Heirloom varieties - generally those that are 50+ years old or pre-World War II - are just what they sound like: they're older open-pollinated varieties that are passed down through the generations, like Grandma's jewelry. Back in the early 1900s, plant breeders developed many new open-pollinated varieties in an effort to create a more stable genetic lineage that would result in more uniform produce. These heirloom varieties are open-pollinated strains which either pre-date or are unaltered by the earliest open-pollinated breeding work.

Heirlooms are great because they:

  • Preserve biodiversity, which is so important to the health of humans and the planet. Inbreeding and over-hybridizing causes genetic defects and increases the chance for a given variety to become extinct.
  • Tend to adapt to local soils and climates better than hybrids because they haven't been trained to become fussy.
  • Have unmatched flavor that's missing in today's hybrids.
  • Are very, very inexpensive - just save the seeds and replant next year!

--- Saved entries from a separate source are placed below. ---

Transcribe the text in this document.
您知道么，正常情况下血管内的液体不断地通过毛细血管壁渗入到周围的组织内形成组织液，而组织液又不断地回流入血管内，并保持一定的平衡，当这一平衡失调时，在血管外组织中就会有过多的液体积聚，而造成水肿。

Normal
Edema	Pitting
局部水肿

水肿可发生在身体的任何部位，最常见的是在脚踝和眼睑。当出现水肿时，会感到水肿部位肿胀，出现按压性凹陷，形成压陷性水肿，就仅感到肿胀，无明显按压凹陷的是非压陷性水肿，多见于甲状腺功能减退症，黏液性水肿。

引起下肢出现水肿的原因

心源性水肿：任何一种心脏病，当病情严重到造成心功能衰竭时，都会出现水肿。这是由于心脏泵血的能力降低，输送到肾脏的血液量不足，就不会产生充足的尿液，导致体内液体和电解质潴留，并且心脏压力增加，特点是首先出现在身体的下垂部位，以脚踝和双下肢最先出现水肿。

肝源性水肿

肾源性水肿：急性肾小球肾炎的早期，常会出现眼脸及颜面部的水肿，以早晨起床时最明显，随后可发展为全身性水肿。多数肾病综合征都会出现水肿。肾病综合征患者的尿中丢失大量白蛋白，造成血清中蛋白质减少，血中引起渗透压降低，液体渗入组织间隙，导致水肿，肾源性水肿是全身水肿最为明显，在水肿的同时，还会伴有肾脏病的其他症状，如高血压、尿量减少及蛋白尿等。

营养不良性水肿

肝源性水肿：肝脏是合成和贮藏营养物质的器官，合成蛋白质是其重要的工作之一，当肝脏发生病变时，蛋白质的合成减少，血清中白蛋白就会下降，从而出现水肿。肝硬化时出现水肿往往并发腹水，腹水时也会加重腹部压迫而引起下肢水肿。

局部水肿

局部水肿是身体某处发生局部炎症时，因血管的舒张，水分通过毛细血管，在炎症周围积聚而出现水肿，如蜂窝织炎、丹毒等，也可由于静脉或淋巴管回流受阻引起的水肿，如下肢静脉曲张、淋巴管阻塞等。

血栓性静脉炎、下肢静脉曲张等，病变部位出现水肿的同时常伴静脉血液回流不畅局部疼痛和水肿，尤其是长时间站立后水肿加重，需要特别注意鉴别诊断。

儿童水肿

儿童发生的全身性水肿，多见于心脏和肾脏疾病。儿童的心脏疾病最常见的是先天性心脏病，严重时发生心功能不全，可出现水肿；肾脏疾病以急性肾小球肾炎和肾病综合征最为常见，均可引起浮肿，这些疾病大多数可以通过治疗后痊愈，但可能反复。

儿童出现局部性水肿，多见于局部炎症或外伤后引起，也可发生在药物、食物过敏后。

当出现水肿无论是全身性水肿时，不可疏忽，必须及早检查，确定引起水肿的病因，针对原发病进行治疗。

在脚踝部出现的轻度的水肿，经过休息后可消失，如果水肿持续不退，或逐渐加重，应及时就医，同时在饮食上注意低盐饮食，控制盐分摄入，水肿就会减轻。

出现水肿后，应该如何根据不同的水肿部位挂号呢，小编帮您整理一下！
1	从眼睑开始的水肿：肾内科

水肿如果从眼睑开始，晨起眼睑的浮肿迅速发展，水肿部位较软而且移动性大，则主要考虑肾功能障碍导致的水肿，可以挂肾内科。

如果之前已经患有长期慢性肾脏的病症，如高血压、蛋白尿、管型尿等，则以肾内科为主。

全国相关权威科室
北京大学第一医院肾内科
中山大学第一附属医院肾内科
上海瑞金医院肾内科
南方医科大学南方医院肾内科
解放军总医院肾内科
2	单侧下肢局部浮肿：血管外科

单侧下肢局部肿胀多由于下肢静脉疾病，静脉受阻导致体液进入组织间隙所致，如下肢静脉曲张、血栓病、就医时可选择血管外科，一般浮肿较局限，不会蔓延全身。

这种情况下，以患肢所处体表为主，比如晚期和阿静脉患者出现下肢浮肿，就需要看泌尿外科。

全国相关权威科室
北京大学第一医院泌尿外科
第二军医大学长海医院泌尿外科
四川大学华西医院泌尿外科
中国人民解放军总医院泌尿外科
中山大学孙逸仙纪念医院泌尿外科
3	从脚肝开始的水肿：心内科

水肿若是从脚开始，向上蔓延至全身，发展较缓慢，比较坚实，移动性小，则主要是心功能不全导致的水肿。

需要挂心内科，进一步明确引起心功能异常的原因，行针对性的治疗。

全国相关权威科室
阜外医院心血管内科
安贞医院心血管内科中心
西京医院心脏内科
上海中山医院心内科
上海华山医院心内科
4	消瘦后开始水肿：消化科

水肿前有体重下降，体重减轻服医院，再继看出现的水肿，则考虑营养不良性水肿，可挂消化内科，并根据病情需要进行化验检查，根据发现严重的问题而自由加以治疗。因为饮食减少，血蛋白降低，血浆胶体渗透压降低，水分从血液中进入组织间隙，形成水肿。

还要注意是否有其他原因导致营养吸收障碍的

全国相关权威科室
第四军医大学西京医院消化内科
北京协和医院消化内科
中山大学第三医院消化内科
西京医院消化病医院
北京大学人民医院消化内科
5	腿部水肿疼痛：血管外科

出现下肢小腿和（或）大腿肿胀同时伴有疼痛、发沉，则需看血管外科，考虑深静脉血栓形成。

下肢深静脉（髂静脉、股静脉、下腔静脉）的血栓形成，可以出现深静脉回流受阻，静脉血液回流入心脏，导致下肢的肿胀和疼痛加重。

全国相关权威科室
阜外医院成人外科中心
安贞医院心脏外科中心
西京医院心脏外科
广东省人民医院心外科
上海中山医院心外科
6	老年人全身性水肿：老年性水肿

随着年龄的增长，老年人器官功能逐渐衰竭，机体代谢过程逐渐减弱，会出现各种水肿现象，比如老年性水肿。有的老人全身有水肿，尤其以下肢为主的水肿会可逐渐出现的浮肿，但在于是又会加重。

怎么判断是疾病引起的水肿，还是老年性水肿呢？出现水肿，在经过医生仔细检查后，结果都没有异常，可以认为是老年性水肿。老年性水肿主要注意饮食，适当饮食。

Heirloom plants may not produce as much, or grow as fast or thick or tall as their hybrid counterparts; fans of heirloom plants slough this off in favor of the flavor, and just plant more to compensate.

Note: All heirlooms are open-pollinated, but not all open-pollinated plants are heirlooms. Heirlooms actually represent only a small slice of the total universe of plants and trees.

By sticking with open-pollinated varieties, you'll be growing food that has not had the flavor bred out of it in favor of uniformity. It tastes better. Yields may be a little smaller, and each peach or tomato you harvest may not look exactly the same, but it's real food, the way Mother Nature intended it to be.

To boot, you're helping to conserve genetic diversity and save the wonderful heritage of old and unique varieties. It's a kind of historical preservation that connects generation after generation to the joys of gardening and growing your own food, and reminds us all how good fresh fruit and vegetables taste when you pick them yourself!